In that 10 hours most of my nurses were great. We had to "fire" one because one she wouldn't let us look at my monitor and two she didn't believe me when my second epidural stopped working. I told her that I could feel my cath and legs and I knew I shouldn't. So the rest was uneventful until my favorite part, pushing.
Shortly after 2 pm I needed to push. Its funny that you suddenly need to push. I believed I pushed for about 20 to 30 min, but I wasn't one of those ladies that got the baby out in 2 pushes and brags. I puked throughout my entire pregnancy so it was no different to puke during delivery, I barfed and Evan's head popped out! Best technique ever. I recommend it to everyone. The doctor said he's gonna tell all his patients. He had the cord wrapped around his neck twice (it was loose) and then he came out and Evan was born at 2:38 pm on my birthday. It wasn't 8-9-10 like I wanted but in the long run, his birthday is just as nice. In addition to the wrapped cord, in utero Evan tied a knot in the cord. The cord was also 3times the length of a normal cord (that was not hyperbole). Cord boy has been trouble since before he was born. He is so mischievous but I can't picture him any other way.
Our First Birthday together.

Thursday, August 4, 2011

Bye Bye Babas and Bittersweet Boobies

So here I am after a busy weekend wondering if I'll ever get to update my blog. Free time is something I lack as a working mom. So as I pump for my last week. I am sad. I've worked so hard at this and I now I have to wean him off milk during the day. Actually, unless he us hurt or tired, the kid would probably care less about it. It is mommy that is sad. I am not sad to stop pumping. That my friends is a joyous occasion. I'm sad that I won't feed him throughout the day when I'm home. I suppose the kid has to grow up but I'm not ready.
Today was Evan's last day for bottles. He can drink well out of cups and he would rather play with a bottle than drink from it. Time to break him from it before he wants drink everything from the baba.
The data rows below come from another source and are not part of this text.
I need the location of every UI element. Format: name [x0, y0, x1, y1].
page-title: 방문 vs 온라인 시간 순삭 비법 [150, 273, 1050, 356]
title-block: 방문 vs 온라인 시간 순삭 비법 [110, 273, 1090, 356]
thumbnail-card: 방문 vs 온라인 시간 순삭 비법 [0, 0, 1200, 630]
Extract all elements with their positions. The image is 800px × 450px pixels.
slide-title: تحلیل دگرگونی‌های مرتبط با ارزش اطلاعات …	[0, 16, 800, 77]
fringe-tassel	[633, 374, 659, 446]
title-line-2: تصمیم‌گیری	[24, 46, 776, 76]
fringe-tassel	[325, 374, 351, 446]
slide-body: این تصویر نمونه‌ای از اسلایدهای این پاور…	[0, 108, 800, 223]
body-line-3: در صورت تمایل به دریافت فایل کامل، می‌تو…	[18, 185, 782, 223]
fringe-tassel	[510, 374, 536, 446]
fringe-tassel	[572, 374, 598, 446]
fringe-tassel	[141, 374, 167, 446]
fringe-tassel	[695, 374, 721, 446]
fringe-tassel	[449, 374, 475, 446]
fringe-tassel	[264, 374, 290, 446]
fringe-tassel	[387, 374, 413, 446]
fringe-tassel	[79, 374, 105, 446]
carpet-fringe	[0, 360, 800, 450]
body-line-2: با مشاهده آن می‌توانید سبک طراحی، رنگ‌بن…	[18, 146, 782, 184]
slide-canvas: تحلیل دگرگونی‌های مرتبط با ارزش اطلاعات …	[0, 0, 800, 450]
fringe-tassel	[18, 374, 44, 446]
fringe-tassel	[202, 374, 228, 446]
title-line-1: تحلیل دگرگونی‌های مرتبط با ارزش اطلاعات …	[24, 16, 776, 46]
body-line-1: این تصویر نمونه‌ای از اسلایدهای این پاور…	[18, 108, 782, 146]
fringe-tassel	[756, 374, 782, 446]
Evan doesn't seem to need so much milk anymore. Somebaby is self waening. So sad. Infact today, he didn't have any milk while he was at his grandma's. I've dropped my pumping at work down to once a day. This means I will have less milk during the daytime and I won't be able to nurse much during the day when I'm with him. I will certainly miss him crawling up to me begging for milk. Nursing isn't just for food, its a special time for him and I. He nursed for a really long time today and then looked at me like, thanks, I needed that. As nursing draws to a close, I savor each nursing session we have. Since Evan will be one on Wednesday, I am transitioning him to cow milk this weekend (for selfish reasons, I don't want him to have bad poops at his birthday party). I will still nurse at night, yes, we wake up once or twice for milk time. But my lil boy is growing up and I suppose I will have to too.
I will not miss pumping. Its the hardest thing I do each day.